La Fee kommt zu mir und sagt, er sei jetzt so weit, wir könnten drehen. Mir ist immer noch schlecht, und ich denke: was mache ich hier eigentlich? Was mache ich mit einem Kameramann an diesem Ort? Ich komme mir vor wie einer dieser schmierigen Boulevard-Journalisten, die davon leben, den ganzen Tag in der Scheiße anderer Leute rumzuwühlen. Immer mit dem Ziel, irgendetwas Spektakuläres zu finden. Schockierende Bilder, Prominente in peinlichen Situationen, Bilder, auf denen man sich dann einen runterholen kann, wenn man sie im Kasten hat. Wo man dann gestochen scharfe Fotos hat von dem Motorradfahrer, der bei einem Unfall auf der Autobahn gerade seinen Kopf verloren hat. Warum drehen wir hier überhaupt? Keiner hat mir hierfür einen Auftrag erteilt. Ich bin Komiker und kein Journalist. Kein Sender wartet zu Hause auf diese Doku.
Ich würde dir hier gerne ein paar Fragen stellen, sage ich zu Bahram.
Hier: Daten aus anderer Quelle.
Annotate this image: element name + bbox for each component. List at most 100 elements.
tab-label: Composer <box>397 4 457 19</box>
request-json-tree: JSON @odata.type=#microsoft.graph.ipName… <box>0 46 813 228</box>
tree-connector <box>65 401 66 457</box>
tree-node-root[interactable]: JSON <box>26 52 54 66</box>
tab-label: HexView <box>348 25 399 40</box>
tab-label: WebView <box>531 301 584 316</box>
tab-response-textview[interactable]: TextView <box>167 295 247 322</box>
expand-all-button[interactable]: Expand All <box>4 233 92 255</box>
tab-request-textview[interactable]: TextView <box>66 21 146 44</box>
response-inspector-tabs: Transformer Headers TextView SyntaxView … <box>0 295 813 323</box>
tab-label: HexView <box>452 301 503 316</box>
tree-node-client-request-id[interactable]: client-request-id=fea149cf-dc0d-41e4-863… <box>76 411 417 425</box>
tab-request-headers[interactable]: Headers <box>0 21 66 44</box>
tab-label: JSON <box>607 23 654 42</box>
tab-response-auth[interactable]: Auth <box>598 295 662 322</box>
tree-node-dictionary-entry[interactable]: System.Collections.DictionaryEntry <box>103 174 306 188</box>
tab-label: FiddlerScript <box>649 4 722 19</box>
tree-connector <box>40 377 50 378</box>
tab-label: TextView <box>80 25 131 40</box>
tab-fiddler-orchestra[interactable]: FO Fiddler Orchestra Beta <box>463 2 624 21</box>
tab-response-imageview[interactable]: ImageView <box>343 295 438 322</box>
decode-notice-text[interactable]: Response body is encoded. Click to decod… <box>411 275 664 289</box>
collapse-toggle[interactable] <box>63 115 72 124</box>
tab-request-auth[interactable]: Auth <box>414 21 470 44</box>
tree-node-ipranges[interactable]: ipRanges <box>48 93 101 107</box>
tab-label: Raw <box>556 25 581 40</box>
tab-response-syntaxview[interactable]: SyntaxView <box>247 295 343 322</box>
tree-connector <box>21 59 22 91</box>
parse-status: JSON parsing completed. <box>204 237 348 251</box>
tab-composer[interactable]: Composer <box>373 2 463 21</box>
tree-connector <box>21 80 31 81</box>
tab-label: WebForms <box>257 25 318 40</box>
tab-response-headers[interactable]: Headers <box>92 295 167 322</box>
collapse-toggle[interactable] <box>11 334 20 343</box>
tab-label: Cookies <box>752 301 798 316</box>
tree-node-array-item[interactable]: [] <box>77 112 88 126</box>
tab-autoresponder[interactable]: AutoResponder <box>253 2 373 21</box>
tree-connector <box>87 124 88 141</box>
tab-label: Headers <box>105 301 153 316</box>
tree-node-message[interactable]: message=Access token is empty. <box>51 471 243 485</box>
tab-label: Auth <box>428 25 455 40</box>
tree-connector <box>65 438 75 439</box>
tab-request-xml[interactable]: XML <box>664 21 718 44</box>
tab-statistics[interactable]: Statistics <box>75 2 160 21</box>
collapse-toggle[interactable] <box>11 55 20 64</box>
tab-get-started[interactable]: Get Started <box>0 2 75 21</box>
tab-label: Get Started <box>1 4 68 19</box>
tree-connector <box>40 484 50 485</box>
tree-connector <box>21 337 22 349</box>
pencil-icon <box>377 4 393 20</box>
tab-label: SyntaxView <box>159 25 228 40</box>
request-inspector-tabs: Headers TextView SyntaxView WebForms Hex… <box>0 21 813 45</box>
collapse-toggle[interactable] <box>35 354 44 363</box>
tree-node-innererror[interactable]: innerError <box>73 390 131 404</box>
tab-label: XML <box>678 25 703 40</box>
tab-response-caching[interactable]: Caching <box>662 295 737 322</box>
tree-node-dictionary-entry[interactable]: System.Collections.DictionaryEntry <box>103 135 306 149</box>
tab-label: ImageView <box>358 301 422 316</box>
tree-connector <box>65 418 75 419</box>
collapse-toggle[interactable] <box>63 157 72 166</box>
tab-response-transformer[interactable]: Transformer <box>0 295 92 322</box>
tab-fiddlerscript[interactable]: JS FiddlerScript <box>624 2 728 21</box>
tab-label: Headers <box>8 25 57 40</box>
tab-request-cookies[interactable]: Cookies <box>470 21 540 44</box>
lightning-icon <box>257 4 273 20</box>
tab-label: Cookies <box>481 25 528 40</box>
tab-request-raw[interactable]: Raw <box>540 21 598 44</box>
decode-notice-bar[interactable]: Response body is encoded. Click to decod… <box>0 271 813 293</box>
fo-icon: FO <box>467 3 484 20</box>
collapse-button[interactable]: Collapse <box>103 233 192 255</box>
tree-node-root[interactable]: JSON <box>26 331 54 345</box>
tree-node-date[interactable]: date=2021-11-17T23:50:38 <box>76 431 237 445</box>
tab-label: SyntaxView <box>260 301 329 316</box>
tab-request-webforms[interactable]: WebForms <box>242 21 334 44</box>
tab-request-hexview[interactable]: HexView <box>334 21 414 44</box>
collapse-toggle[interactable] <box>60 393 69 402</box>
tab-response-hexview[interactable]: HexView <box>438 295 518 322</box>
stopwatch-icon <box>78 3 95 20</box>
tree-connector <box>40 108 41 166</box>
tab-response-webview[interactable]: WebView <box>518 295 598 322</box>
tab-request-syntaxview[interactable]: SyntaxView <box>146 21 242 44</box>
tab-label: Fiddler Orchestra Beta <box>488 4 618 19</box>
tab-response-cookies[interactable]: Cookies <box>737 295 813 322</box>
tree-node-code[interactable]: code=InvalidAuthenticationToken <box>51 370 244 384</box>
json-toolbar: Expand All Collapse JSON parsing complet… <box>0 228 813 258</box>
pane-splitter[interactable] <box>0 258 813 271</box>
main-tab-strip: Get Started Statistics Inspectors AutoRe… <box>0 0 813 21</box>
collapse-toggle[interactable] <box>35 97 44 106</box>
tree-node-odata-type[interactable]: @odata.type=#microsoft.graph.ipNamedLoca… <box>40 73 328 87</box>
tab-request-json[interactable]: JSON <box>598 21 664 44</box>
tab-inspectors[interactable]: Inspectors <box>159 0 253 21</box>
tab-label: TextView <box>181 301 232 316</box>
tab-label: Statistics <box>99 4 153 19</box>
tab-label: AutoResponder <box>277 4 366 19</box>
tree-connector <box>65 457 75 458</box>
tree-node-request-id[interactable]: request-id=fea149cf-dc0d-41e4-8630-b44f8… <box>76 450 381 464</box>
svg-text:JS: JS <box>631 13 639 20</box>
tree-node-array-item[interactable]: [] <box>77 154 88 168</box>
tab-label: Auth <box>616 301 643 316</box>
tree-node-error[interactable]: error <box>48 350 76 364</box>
La Fee macht die Kamera an. Ohne dass ich ihm eine Frage stelle, fängt Bahram an zu reden. Er beantwortet die von mir nicht gestellte Frage, warum er westlichen Journalisten keine Interviews gibt. Bahram vertraut mir, er redet vor der Kamera mit mir. Ich weiß nicht, warum, aber vom ersten Tag an, als ich ihn kennengelernt habe, hatte ich das Gefühl, wir würden uns schon seit einer Ewigkeit kennen.
Du gibst keine Interviews , sagte ich zu ihm, weil die Berichterstattung, egal, wie lange und ausführlich du mit den Journalisten redest, immer nur auf das zusammenge kürzt wird, was man sowieso schon weiß … Bahram nickt mir zu.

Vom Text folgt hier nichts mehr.